Small businesses will drive recovery if they can access the right finance
Having reached ‘Freedom Day’ this week, it would be gratifying to think that the small businesses that power our economies in the UK are on the path to a sound trading recovery.
Economic indicators, including our own Global Economic Conditions Survey for the last three months, are reporting a strong rebound in the UK economy and predicting that it will have reached pre-Covid levels before the end of the year.
On the face of it, this much-needed news heralds a welcome new dawn for struggling SMEs, who hope to reap the benefits of full reopening to repair their battered finances.

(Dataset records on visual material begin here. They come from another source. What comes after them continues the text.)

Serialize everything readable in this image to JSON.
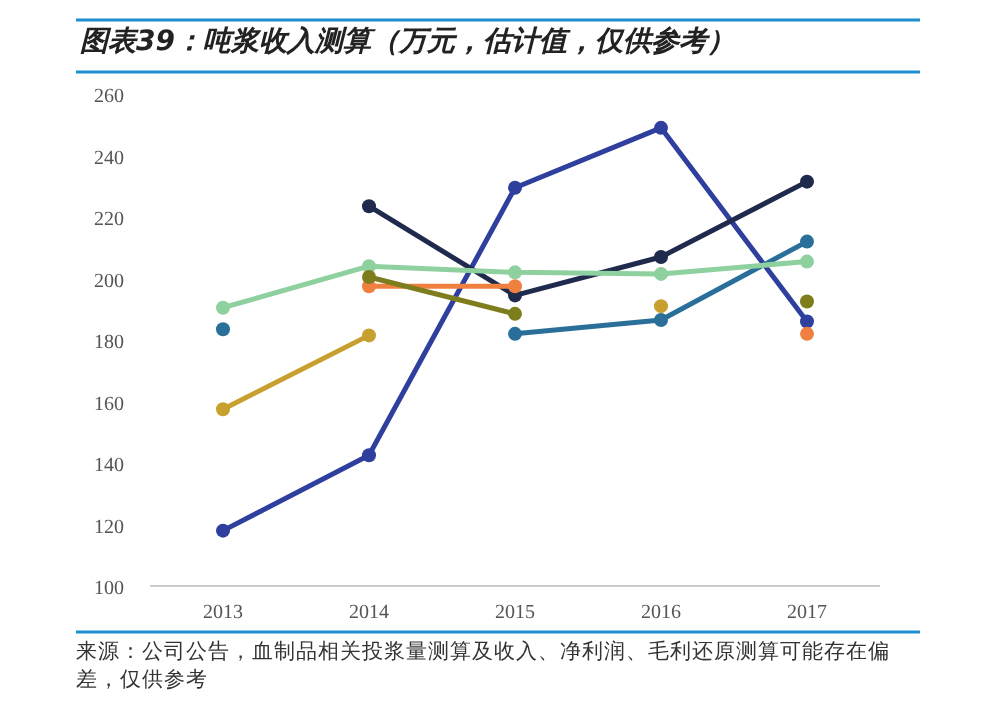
{
  "chart_data": {
    "type": "line",
    "title": "图表39：吨浆收入测算（万元，估计值，仅供参考）",
    "categories": [
      "2013",
      "2014",
      "2015",
      "2016",
      "2017"
    ],
    "series": [
      {
        "color": "#2e3f9e",
        "values": [
          118,
          142.5,
          229.5,
          249,
          186
        ]
      },
      {
        "color": "#1f2a4d",
        "values": [
          null,
          223.5,
          194.5,
          207,
          231.5
        ]
      },
      {
        "color": "#2a6f9a",
        "values": [
          183.5,
          null,
          182,
          186.5,
          212
        ]
      },
      {
        "color": "#8fd19e",
        "values": [
          190.5,
          204,
          202,
          201.5,
          205.5
        ]
      },
      {
        "color": "#f08040",
        "values": [
          null,
          197.5,
          197.5,
          null,
          182
        ]
      },
      {
        "color": "#7d7d1e",
        "values": [
          null,
          200.5,
          188.5,
          null,
          192.5
        ]
      },
      {
        "color": "#c8a030",
        "values": [
          157.5,
          181.5,
          null,
          191,
          null
        ]
      }
    ],
    "ylim": [
      100,
      260
    ],
    "yticks": [
      100,
      120,
      140,
      160,
      180,
      200,
      220,
      240,
      260
    ],
    "marker": "circle",
    "grid": false,
    "annotations": [
      "来源：公司公告，血制品相关投浆量测算及收入、净利润、毛利还原测算可能存在偏差，仅供参考"
    ]
  }
}
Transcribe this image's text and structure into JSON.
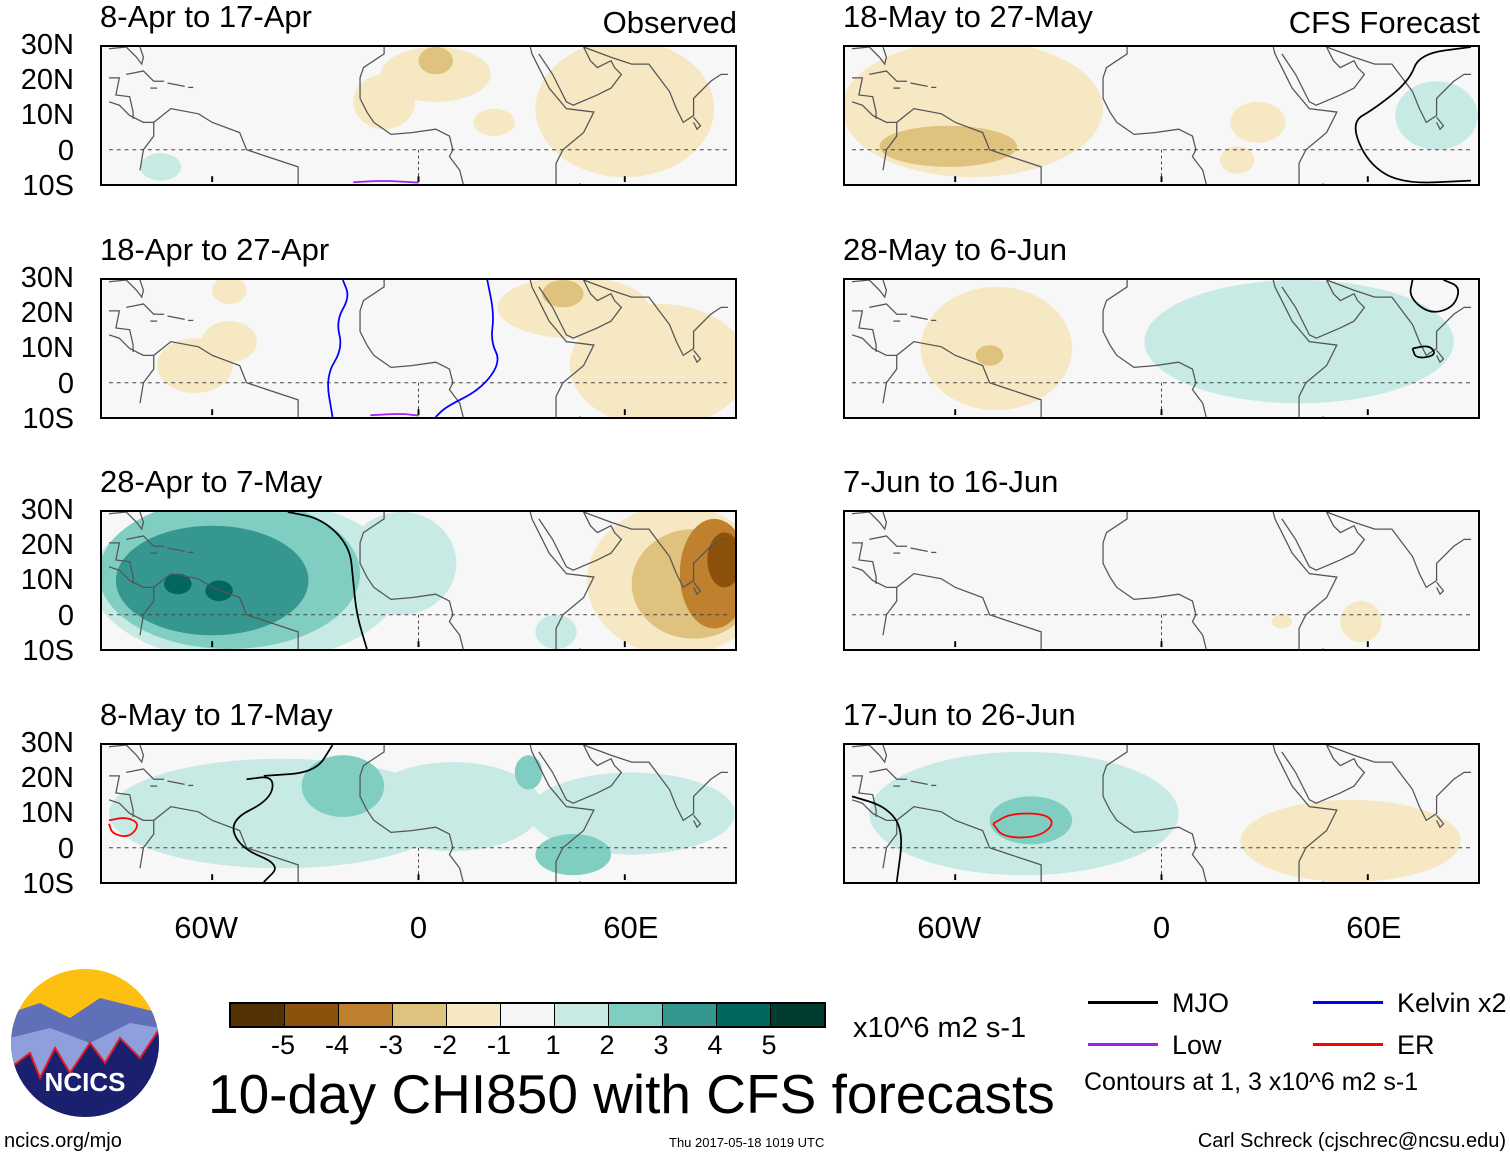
{
  "column_labels": {
    "left": "Observed",
    "right": "CFS Forecast"
  },
  "lat_ticks": [
    "30N",
    "20N",
    "10N",
    "0",
    "10S"
  ],
  "lon_ticks": [
    "60W",
    "0",
    "60E"
  ],
  "colorbar": {
    "labels": [
      "-5",
      "-4",
      "-3",
      "-2",
      "-1",
      "1",
      "2",
      "3",
      "4",
      "5"
    ],
    "colors": [
      "#543005",
      "#8c510a",
      "#bf812d",
      "#dfc27d",
      "#f6e8c3",
      "#f5f5f5",
      "#c7eae5",
      "#80cdc1",
      "#35978f",
      "#01665e",
      "#003c30"
    ],
    "units": "x10^6 m2 s-1"
  },
  "title": "10-day CHI850 with CFS forecasts",
  "legend": {
    "items": [
      {
        "label": "MJO",
        "color": "#000000"
      },
      {
        "label": "Kelvin x2",
        "color": "#0000ff"
      },
      {
        "label": "Low",
        "color": "#a020f0"
      },
      {
        "label": "ER",
        "color": "#ff0000"
      }
    ],
    "note": "Contours at 1, 3 x10^6 m2 s-1"
  },
  "logo_text": "NCICS",
  "footer": {
    "url": "ncics.org/mjo",
    "timestamp": "Thu 2017-05-18 1019 UTC",
    "author": "Carl Schreck (cjschrec@ncsu.edu)"
  },
  "chart_data": {
    "type": "map",
    "lon_range": [
      -90,
      90
    ],
    "lat_range": [
      -10,
      30
    ],
    "panels": [
      {
        "title": "8-Apr to 17-Apr",
        "kind": "observed",
        "anomalies": [
          {
            "lon": -10,
            "lat": 14,
            "rlon": 9,
            "rlat": 8,
            "level": -1
          },
          {
            "lon": 5,
            "lat": 22,
            "rlon": 16,
            "rlat": 8,
            "level": -1
          },
          {
            "lon": 5,
            "lat": 26,
            "rlon": 5,
            "rlat": 4,
            "level": -2
          },
          {
            "lon": 22,
            "lat": 8,
            "rlon": 6,
            "rlat": 4,
            "level": -1
          },
          {
            "lon": 60,
            "lat": 12,
            "rlon": 26,
            "rlat": 20,
            "level": -1
          },
          {
            "lon": -75,
            "lat": -5,
            "rlon": 6,
            "rlat": 4,
            "level": 1
          }
        ],
        "contours": [
          {
            "wave": "Low",
            "points": [
              [
                -19,
                -9.5
              ],
              [
                -10,
                -9
              ],
              [
                0,
                -9.6
              ]
            ]
          }
        ]
      },
      {
        "title": "18-Apr to 27-Apr",
        "kind": "observed",
        "anomalies": [
          {
            "lon": -65,
            "lat": 5,
            "rlon": 11,
            "rlat": 8,
            "level": -1
          },
          {
            "lon": -55,
            "lat": 12,
            "rlon": 8,
            "rlat": 6,
            "level": -1
          },
          {
            "lon": -55,
            "lat": 27,
            "rlon": 5,
            "rlat": 4,
            "level": -1
          },
          {
            "lon": 70,
            "lat": 5,
            "rlon": 26,
            "rlat": 18,
            "level": -1
          },
          {
            "lon": 45,
            "lat": 22,
            "rlon": 22,
            "rlat": 9,
            "level": -1
          },
          {
            "lon": 42,
            "lat": 26,
            "rlon": 6,
            "rlat": 4,
            "level": -2
          }
        ],
        "contours": [
          {
            "wave": "Kelvin x2",
            "points": [
              [
                -22,
                30
              ],
              [
                -20,
                25
              ],
              [
                -24,
                18
              ],
              [
                -22,
                10
              ],
              [
                -27,
                2
              ],
              [
                -25,
                -10
              ]
            ]
          },
          {
            "wave": "Kelvin x2",
            "points": [
              [
                20,
                30
              ],
              [
                22,
                20
              ],
              [
                21,
                12
              ],
              [
                24,
                6
              ],
              [
                18,
                -2
              ],
              [
                8,
                -7
              ],
              [
                5,
                -10
              ]
            ]
          },
          {
            "wave": "Low",
            "points": [
              [
                -14,
                -9.5
              ],
              [
                -5,
                -9
              ],
              [
                0,
                -9.6
              ]
            ]
          }
        ]
      },
      {
        "title": "28-Apr to 7-May",
        "kind": "observed",
        "anomalies": [
          {
            "lon": -50,
            "lat": 10,
            "rlon": 45,
            "rlat": 24,
            "level": 1
          },
          {
            "lon": -55,
            "lat": 12,
            "rlon": 38,
            "rlat": 22,
            "level": 2
          },
          {
            "lon": -60,
            "lat": 10,
            "rlon": 28,
            "rlat": 16,
            "level": 3
          },
          {
            "lon": -70,
            "lat": 9,
            "rlon": 4,
            "rlat": 3,
            "level": 4
          },
          {
            "lon": -58,
            "lat": 7,
            "rlon": 4,
            "rlat": 3,
            "level": 4
          },
          {
            "lon": -5,
            "lat": 15,
            "rlon": 16,
            "rlat": 15,
            "level": 1
          },
          {
            "lon": 40,
            "lat": -5,
            "rlon": 6,
            "rlat": 5,
            "level": 1
          },
          {
            "lon": 75,
            "lat": 10,
            "rlon": 26,
            "rlat": 22,
            "level": -1
          },
          {
            "lon": 80,
            "lat": 9,
            "rlon": 18,
            "rlat": 16,
            "level": -2
          },
          {
            "lon": 86,
            "lat": 12,
            "rlon": 10,
            "rlat": 16,
            "level": -3
          },
          {
            "lon": 89,
            "lat": 16,
            "rlon": 5,
            "rlat": 8,
            "level": -4
          }
        ],
        "contours": [
          {
            "wave": "MJO",
            "points": [
              [
                -38,
                30
              ],
              [
                -28,
                28
              ],
              [
                -20,
                20
              ],
              [
                -19,
                10
              ],
              [
                -18,
                0
              ],
              [
                -15,
                -10
              ]
            ]
          }
        ]
      },
      {
        "title": "8-May to 17-May",
        "kind": "observed",
        "anomalies": [
          {
            "lon": -40,
            "lat": 10,
            "rlon": 50,
            "rlat": 16,
            "level": 1
          },
          {
            "lon": -22,
            "lat": 18,
            "rlon": 12,
            "rlat": 9,
            "level": 2
          },
          {
            "lon": 10,
            "lat": 12,
            "rlon": 26,
            "rlat": 13,
            "level": 1
          },
          {
            "lon": 32,
            "lat": 22,
            "rlon": 4,
            "rlat": 5,
            "level": 2
          },
          {
            "lon": 45,
            "lat": -2,
            "rlon": 11,
            "rlat": 6,
            "level": 2
          },
          {
            "lon": 62,
            "lat": 10,
            "rlon": 30,
            "rlat": 12,
            "level": 1
          }
        ],
        "contours": [
          {
            "wave": "MJO",
            "points": [
              [
                -50,
                20
              ],
              [
                -42,
                21
              ],
              [
                -43,
                14
              ],
              [
                -55,
                8
              ],
              [
                -52,
                0
              ],
              [
                -40,
                -5
              ],
              [
                -45,
                -10
              ]
            ]
          },
          {
            "wave": "MJO",
            "points": [
              [
                -25,
                30
              ],
              [
                -30,
                22
              ],
              [
                -45,
                21
              ]
            ]
          },
          {
            "wave": "ER",
            "points": [
              [
                -90,
                8
              ],
              [
                -85,
                9
              ],
              [
                -81,
                7
              ],
              [
                -84,
                3
              ],
              [
                -89,
                4
              ],
              [
                -90,
                7
              ]
            ]
          }
        ]
      },
      {
        "title": "18-May to 27-May",
        "kind": "forecast",
        "anomalies": [
          {
            "lon": -55,
            "lat": 12,
            "rlon": 38,
            "rlat": 20,
            "level": -1
          },
          {
            "lon": -62,
            "lat": 1,
            "rlon": 20,
            "rlat": 6,
            "level": -2
          },
          {
            "lon": 28,
            "lat": 8,
            "rlon": 8,
            "rlat": 6,
            "level": -1
          },
          {
            "lon": 22,
            "lat": -3,
            "rlon": 5,
            "rlat": 4,
            "level": -1
          },
          {
            "lon": 80,
            "lat": 10,
            "rlon": 12,
            "rlat": 10,
            "level": 1
          }
        ],
        "contours": [
          {
            "wave": "MJO",
            "points": [
              [
                90,
                30
              ],
              [
                75,
                28
              ],
              [
                72,
                20
              ],
              [
                62,
                12
              ],
              [
                55,
                8
              ],
              [
                60,
                -4
              ],
              [
                70,
                -10
              ],
              [
                90,
                -9
              ]
            ]
          }
        ]
      },
      {
        "title": "28-May to 6-Jun",
        "kind": "forecast",
        "anomalies": [
          {
            "lon": -48,
            "lat": 10,
            "rlon": 22,
            "rlat": 18,
            "level": -1
          },
          {
            "lon": -50,
            "lat": 8,
            "rlon": 4,
            "rlat": 3,
            "level": -2
          },
          {
            "lon": 40,
            "lat": 12,
            "rlon": 45,
            "rlat": 18,
            "level": 1
          }
        ],
        "contours": [
          {
            "wave": "MJO",
            "points": [
              [
                73,
                30
              ],
              [
                72,
                25
              ],
              [
                78,
                20
              ],
              [
                85,
                22
              ],
              [
                87,
                28
              ],
              [
                82,
                30
              ]
            ]
          },
          {
            "wave": "MJO",
            "points": [
              [
                73,
                10
              ],
              [
                78,
                11
              ],
              [
                80,
                8
              ],
              [
                74,
                7
              ],
              [
                73,
                10
              ]
            ]
          }
        ]
      },
      {
        "title": "7-Jun to 16-Jun",
        "kind": "forecast",
        "anomalies": [
          {
            "lon": 58,
            "lat": -2,
            "rlon": 6,
            "rlat": 6,
            "level": -1
          },
          {
            "lon": 35,
            "lat": -2,
            "rlon": 3,
            "rlat": 2,
            "level": -1
          }
        ],
        "contours": []
      },
      {
        "title": "17-Jun to 26-Jun",
        "kind": "forecast",
        "anomalies": [
          {
            "lon": -40,
            "lat": 10,
            "rlon": 45,
            "rlat": 18,
            "level": 1
          },
          {
            "lon": -38,
            "lat": 8,
            "rlon": 12,
            "rlat": 7,
            "level": 2
          },
          {
            "lon": 55,
            "lat": 2,
            "rlon": 32,
            "rlat": 12,
            "level": -1
          }
        ],
        "contours": [
          {
            "wave": "ER",
            "points": [
              [
                -49,
                7
              ],
              [
                -44,
                10
              ],
              [
                -34,
                10
              ],
              [
                -31,
                7
              ],
              [
                -36,
                3
              ],
              [
                -46,
                3
              ],
              [
                -49,
                7
              ]
            ]
          },
          {
            "wave": "MJO",
            "points": [
              [
                -90,
                15
              ],
              [
                -80,
                12
              ],
              [
                -75,
                5
              ],
              [
                -77,
                -10
              ]
            ]
          }
        ]
      }
    ]
  }
}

However, as we have learned to expect in these pandemic times, the true picture is a little more nuanced and uncertain.
Our monthly survey of accountants serving many thousands of small UK enterprises, the SME Recovery Tracker, which we run with The Corporate Finance Network, has revealed a blurry picture of anxiety, uncertainty and stress.
Owners reported last month a sharp rise in stress, as the country started to reopen. In May, they told us they felt ‘paralysed by mixed messages’ as they grappled with the constantly changing health crisis and the emergence of the Delta variant.
The start of unlocking has left them uncertain how to plan their financial future – with only a quarter making any plans to survive a further lockdown, despite the new variant surging.
Underlying a varied picture of confusion and worry, one of the factors at play is the difficulty many are having in arranging the right financial support to guide them through the next stage of the crisis. This is a pivotal factor in the UK’s recovery from the devastation that the global pandemic has brought to our people, our businesses, and our institutions.
The UK needs its banks and other lenders to offer the right support for the UK’s army of 6 million SMEs, which provide employment for 16.8 million people and generate 50% of UK turnover, so that they will drive the recovery.
While we applaud the business support measures put in place by the government in the last year – including furlough, business rates relief, VAT and tax deferrals – we must ensure that we get the next step right, as support schemes like furlough come to an end and unpaid bills start to become due.
Government support grants are rolling out very slowly and local authorities should be directing business owners towards grants for which they are eligible, rather than just turning down applications where the criteria have not been met.
The Financial Stability Report recently concluded that firms and households will continue to need loan support from banks as government-backed schemes wind down. Levels of debt for SMEs have jumped by 25% since the end of 2019 and there are risks to small businesses as they start to repay loans that kept them afloat in the crisis.
Banks
Meanwhile, the banks themselves are judged to be in a strong financial position and can resume paying dividends to shareholders. Our members are reporting early difficulties in obtaining the right continued financial support from banks that are often reverting to individual and sometimes opaque rules, which leave business owners confused about how to proceed.
In worrying cases, business owners may turn in panic back to the bad old days of borrowing from family, friends and loading debt on to credit cards.
There is a lack of transparency and inconsistency across the sector about the new ‘rules of the game’ from mainstream lenders about what they now find acceptable.
Some are cautious about extra lending on the back of government-backed loans and others are looking for SMEs to use them as a single finance provider, rather than encourage the right mix of finance for a healthy businesses, which could involve new financial technology innovations.
At full speed
Our latest tracker results show that businesses are now back trading at or above the level they expected, but they are struggling to obtain even the most traditional form of finance, such as an overdraft. We would appeal to the financial services sector to support small businesses as loan repayments kick in. They need access to finance that doesn’t lead to personal debt that can really impact their mental health.
Our SME sector is powerful and productive. We reflected in our recent report Responsible SMP Pacesetters how important these small enterprises are to the societies in which they operate.
Author Aleksandra Zaronina-Kirillova wrote that smaller accounting practices also have a vital role in enabling SMEs, helping them to operate more effectively, powering economic growth and encouraging employment and individual prosperity.
They also advise small enterprises on how they can contribute to wider social responsibility programmes, including sustainability and ethics.
We have an opportunity to support sustainable recovery, one that reflects the vital role that SMEs play in our supply chains, our communities and our economy.